Andando pelo acampamento dos sem-terra caiu-me por terra todas as teorias sociológicas jamais defendidas, tanto pela direita quanto pela esquerda, e ergueu-se à minha frente um espectro que jamais será abordados por líderes de quaisquer movimentos, seja ele de sem-terra, sem-teto ou sem-banco: a nossa incapacidade de reduzir o homem ao único bem que lhe foi legado: a individualidade. A família da barraca da direita não é em nenhum momento a mesma que a família da esquerda, e entre os membros dessa família os anseios não são os mesmos, e por mais que carreguem o mesmo sobrenome serão apenas um por toda a vida, sem Mao nem Bíblia nem trovejar de palavras empoladas em tribunas alhures. O crime maior da existência dos sem-terra é percebê-los acampados por motivos alheios à sua capacidade de ser. É ouvi-los fingir desejos que talvez não sejam esses que se escutam pelos alto-falantes dos líderes. É observar que cada barraca de lona não é uma barraca de lona preta admirável e cheia de exegeses sociais se não for no acampamento.

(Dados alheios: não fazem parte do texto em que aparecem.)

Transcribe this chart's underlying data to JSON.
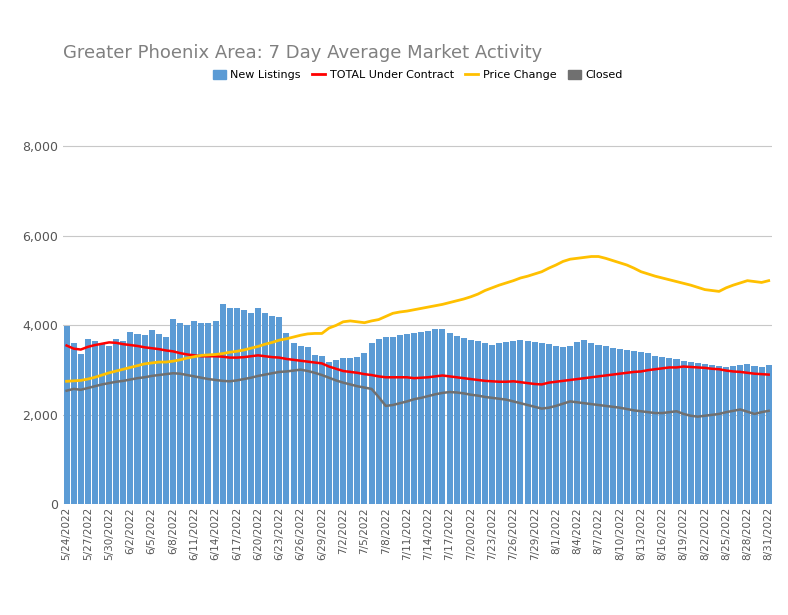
{
  "title": "Greater Phoenix Area: 7 Day Average Market Activity",
  "title_color": "#808080",
  "background_color": "#ffffff",
  "bar_color": "#5B9BD5",
  "line_red_color": "#FF0000",
  "line_yellow_color": "#FFC000",
  "line_gray_color": "#707070",
  "ylim": [
    0,
    8800
  ],
  "yticks": [
    0,
    2000,
    4000,
    6000,
    8000
  ],
  "legend_labels": [
    "New Listings",
    "TOTAL Under Contract",
    "Price Change",
    "Closed"
  ],
  "xtick_labels": [
    "5/24/2022",
    "5/27/2022",
    "5/30/2022",
    "6/2/2022",
    "6/5/2022",
    "6/8/2022",
    "6/11/2022",
    "6/14/2022",
    "6/17/2022",
    "6/20/2022",
    "6/23/2022",
    "6/26/2022",
    "6/29/2022",
    "7/2/2022",
    "7/5/2022",
    "7/8/2022",
    "7/11/2022",
    "7/14/2022",
    "7/17/2022",
    "7/20/2022",
    "7/23/2022",
    "7/26/2022",
    "7/29/2022",
    "8/1/2022",
    "8/4/2022",
    "8/7/2022",
    "8/10/2022",
    "8/13/2022",
    "8/16/2022",
    "8/19/2022",
    "8/22/2022",
    "8/25/2022",
    "8/28/2022",
    "8/31/2022"
  ],
  "xtick_positions": [
    0,
    3,
    6,
    9,
    12,
    15,
    18,
    21,
    24,
    27,
    30,
    33,
    36,
    39,
    42,
    45,
    48,
    51,
    54,
    57,
    60,
    63,
    66,
    69,
    72,
    75,
    78,
    81,
    84,
    87,
    90,
    93,
    96,
    99
  ],
  "new_listings": [
    3980,
    3600,
    3350,
    3700,
    3650,
    3600,
    3550,
    3700,
    3650,
    3850,
    3800,
    3780,
    3900,
    3800,
    3750,
    4150,
    4050,
    4000,
    4100,
    4050,
    4050,
    4100,
    4470,
    4400,
    4380,
    4350,
    4270,
    4380,
    4280,
    4220,
    4180,
    3830,
    3610,
    3540,
    3510,
    3330,
    3310,
    3180,
    3220,
    3270,
    3260,
    3290,
    3390,
    3600,
    3690,
    3730,
    3750,
    3780,
    3810,
    3820,
    3850,
    3880,
    3910,
    3920,
    3840,
    3770,
    3720,
    3680,
    3640,
    3610,
    3570,
    3600,
    3620,
    3640,
    3670,
    3650,
    3620,
    3600,
    3580,
    3540,
    3520,
    3545,
    3630,
    3680,
    3610,
    3560,
    3530,
    3500,
    3480,
    3460,
    3430,
    3410,
    3380,
    3310,
    3290,
    3260,
    3240,
    3210,
    3190,
    3160,
    3140,
    3110,
    3090,
    3070,
    3100,
    3120,
    3140,
    3100,
    3080,
    3110
  ],
  "under_contract": [
    3550,
    3480,
    3460,
    3520,
    3560,
    3590,
    3620,
    3610,
    3580,
    3560,
    3540,
    3510,
    3490,
    3470,
    3440,
    3420,
    3380,
    3350,
    3330,
    3310,
    3310,
    3310,
    3300,
    3280,
    3280,
    3290,
    3310,
    3330,
    3310,
    3290,
    3280,
    3250,
    3230,
    3210,
    3190,
    3170,
    3150,
    3080,
    3030,
    2980,
    2960,
    2940,
    2910,
    2890,
    2860,
    2840,
    2840,
    2840,
    2840,
    2820,
    2830,
    2840,
    2860,
    2880,
    2860,
    2840,
    2820,
    2800,
    2780,
    2760,
    2750,
    2740,
    2740,
    2750,
    2730,
    2710,
    2690,
    2680,
    2720,
    2740,
    2760,
    2780,
    2800,
    2820,
    2840,
    2860,
    2880,
    2900,
    2920,
    2940,
    2960,
    2970,
    3000,
    3020,
    3040,
    3060,
    3060,
    3080,
    3070,
    3060,
    3050,
    3030,
    3020,
    2990,
    2970,
    2960,
    2940,
    2920,
    2910,
    2900
  ],
  "price_change": [
    2750,
    2760,
    2770,
    2800,
    2840,
    2890,
    2940,
    2980,
    3020,
    3060,
    3100,
    3140,
    3160,
    3180,
    3180,
    3200,
    3230,
    3270,
    3300,
    3330,
    3340,
    3350,
    3370,
    3400,
    3420,
    3450,
    3490,
    3530,
    3580,
    3620,
    3670,
    3700,
    3740,
    3780,
    3810,
    3820,
    3820,
    3940,
    4000,
    4080,
    4100,
    4080,
    4060,
    4100,
    4130,
    4200,
    4270,
    4300,
    4320,
    4350,
    4380,
    4410,
    4440,
    4470,
    4510,
    4550,
    4590,
    4640,
    4700,
    4780,
    4840,
    4900,
    4950,
    5000,
    5060,
    5100,
    5150,
    5200,
    5280,
    5350,
    5430,
    5480,
    5500,
    5520,
    5540,
    5540,
    5500,
    5450,
    5400,
    5350,
    5280,
    5200,
    5150,
    5100,
    5060,
    5020,
    4980,
    4940,
    4900,
    4850,
    4800,
    4780,
    4760,
    4840,
    4900,
    4950,
    5000,
    4980,
    4960,
    5000
  ],
  "closed": [
    2540,
    2580,
    2560,
    2600,
    2640,
    2680,
    2710,
    2740,
    2760,
    2790,
    2820,
    2840,
    2870,
    2890,
    2910,
    2930,
    2920,
    2890,
    2860,
    2830,
    2800,
    2780,
    2760,
    2750,
    2770,
    2800,
    2830,
    2870,
    2900,
    2930,
    2960,
    2970,
    2990,
    3010,
    2980,
    2940,
    2890,
    2830,
    2770,
    2720,
    2680,
    2640,
    2610,
    2580,
    2400,
    2200,
    2220,
    2260,
    2300,
    2350,
    2380,
    2420,
    2460,
    2490,
    2510,
    2500,
    2480,
    2450,
    2430,
    2400,
    2380,
    2360,
    2340,
    2300,
    2260,
    2220,
    2180,
    2140,
    2160,
    2200,
    2250,
    2300,
    2280,
    2260,
    2240,
    2220,
    2200,
    2180,
    2160,
    2130,
    2100,
    2080,
    2060,
    2040,
    2040,
    2060,
    2080,
    2020,
    1980,
    1960,
    1980,
    2000,
    2020,
    2060,
    2090,
    2120,
    2070,
    2020,
    2060,
    2090
  ]
}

É ver o homem "reduzido" à coletividade, que por sua vez remete à individualidade mesquinha de uns poucos, seja o governador Jaime Lerner e seu discurso pelo bem da propriedade e da sociedade paranaense, seja do Sr. Stédile e seu discurso jurássico e planos de um Estado sob a austeridade vulgar da falsa igualdade. Andar pelo acampamento dos sem-terra é perceber um Brasil de apenas uma cara: tão explícita, tão desavergonhadamente escancarada, distorcida por olhos muitos, uns oblíquos e negros, outros retos e azuis; todos subjugados por uma verdade que veio de não se sabe onde, que reza que só há realização do todo em detrimento do único, do ímpar. Andar pelo acampamento dos sem-terra é perceber este ímpar, e dele compadecer-se, sem a histeria cristã de padres de passeata nem a arrogância atéia dos homens do materialismo dialético. Andar pelo acampamento dos sem-terra é perceber que o olhar do homem não pede que lhe dêem dez alqueires e sete mil reais de crédito; pede, isto sim, que lhe dêem o sol, um bom sorriso de manhã, uma tragada no cigarro de palha, doze horas de trabalho duro, uma boa noite de sono. E uma danação sem desvios, que é isso que sempre fez do homem o ser inviável que ele é.